Today people have ideas of what is a “healthy” libido and what is an “unhealthy” libido. These ideas come from the media, family, culture, and comparing their partner’s libido with their own. We, as a society, love to compare and contrast our experiences to see if others are experiencing the same thing. But we are all lacking the proper knowledge to have a “healthy” libido, in part because of the semantics behind the archaic language surrounding sex that we have been brought up with.


What Is A Healthy Libido?

A healthy libido is when a person is happy and content with their sex life and does not feel pressure from outside influences (partners, media, or other) to conform to a certain standard. If you would like to have more sex, then put your energy into it. There is a myth that sex is supposed to just happen.

Here are a couple of tips to balance your libido to fit your comfort level:

  • Imagine that you are a person that loved sex. Imagine what you would look like, what you would say, how you would act, what it would feel like, and what kind of sex you would like.

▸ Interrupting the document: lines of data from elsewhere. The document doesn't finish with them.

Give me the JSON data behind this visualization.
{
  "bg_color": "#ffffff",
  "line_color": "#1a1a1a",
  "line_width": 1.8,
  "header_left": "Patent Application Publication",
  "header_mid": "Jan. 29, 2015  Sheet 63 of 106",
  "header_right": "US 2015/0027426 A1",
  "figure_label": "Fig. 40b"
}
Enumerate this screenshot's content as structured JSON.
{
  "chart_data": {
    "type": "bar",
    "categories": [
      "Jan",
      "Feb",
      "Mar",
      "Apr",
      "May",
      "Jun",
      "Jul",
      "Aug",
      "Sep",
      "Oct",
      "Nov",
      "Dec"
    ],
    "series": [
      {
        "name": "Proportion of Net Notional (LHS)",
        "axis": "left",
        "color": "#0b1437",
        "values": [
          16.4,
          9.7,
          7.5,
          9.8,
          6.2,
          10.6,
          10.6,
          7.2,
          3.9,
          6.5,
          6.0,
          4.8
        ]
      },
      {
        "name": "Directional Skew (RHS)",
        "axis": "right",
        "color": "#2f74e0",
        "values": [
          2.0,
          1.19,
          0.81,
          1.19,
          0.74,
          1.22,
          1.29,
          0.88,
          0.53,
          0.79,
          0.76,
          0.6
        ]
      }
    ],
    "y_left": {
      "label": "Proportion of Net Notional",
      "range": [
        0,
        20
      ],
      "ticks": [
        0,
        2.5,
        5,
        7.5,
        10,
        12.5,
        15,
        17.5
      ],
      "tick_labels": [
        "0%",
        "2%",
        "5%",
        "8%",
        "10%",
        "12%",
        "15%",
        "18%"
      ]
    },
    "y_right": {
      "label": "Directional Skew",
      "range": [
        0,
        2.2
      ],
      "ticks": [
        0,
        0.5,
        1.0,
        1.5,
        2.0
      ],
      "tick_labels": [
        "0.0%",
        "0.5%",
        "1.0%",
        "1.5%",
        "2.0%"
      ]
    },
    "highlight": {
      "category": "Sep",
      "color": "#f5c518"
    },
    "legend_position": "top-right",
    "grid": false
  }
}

Now, think about what is holding you back from being that person. Try to address a couple of the barriers.
  • If lack of time is on the list of inhibitors, I give you permission to plan out sex. It’s okay to set aside time in the day for pleasure. We set time out of our day for eating, exercising, and socializing…it's only natural to plan out time for pleasure.
  • If you planned out sex and you are not in the mood, have a “pleasure plan” that helps you get into the mood and set all the other stressors on hold. Pleasure plans can include taking a shower, reading an erotic novel, or meditating.
  • If you are not comfortable with sex, still make time for pleasure. Do something that makes you happy and relaxes your body.


There is no standard for libido. There are plenty of obstacles that we can encounter on our path to finding our own rhythm and cycle of sex, but remember that you are just trying to have pleasure. You don’t need a pill, a doctor, or even a sex therapist to get your libido back—you simply need to take some time to connect intimately with yourself to hear your true sexual desires and needs.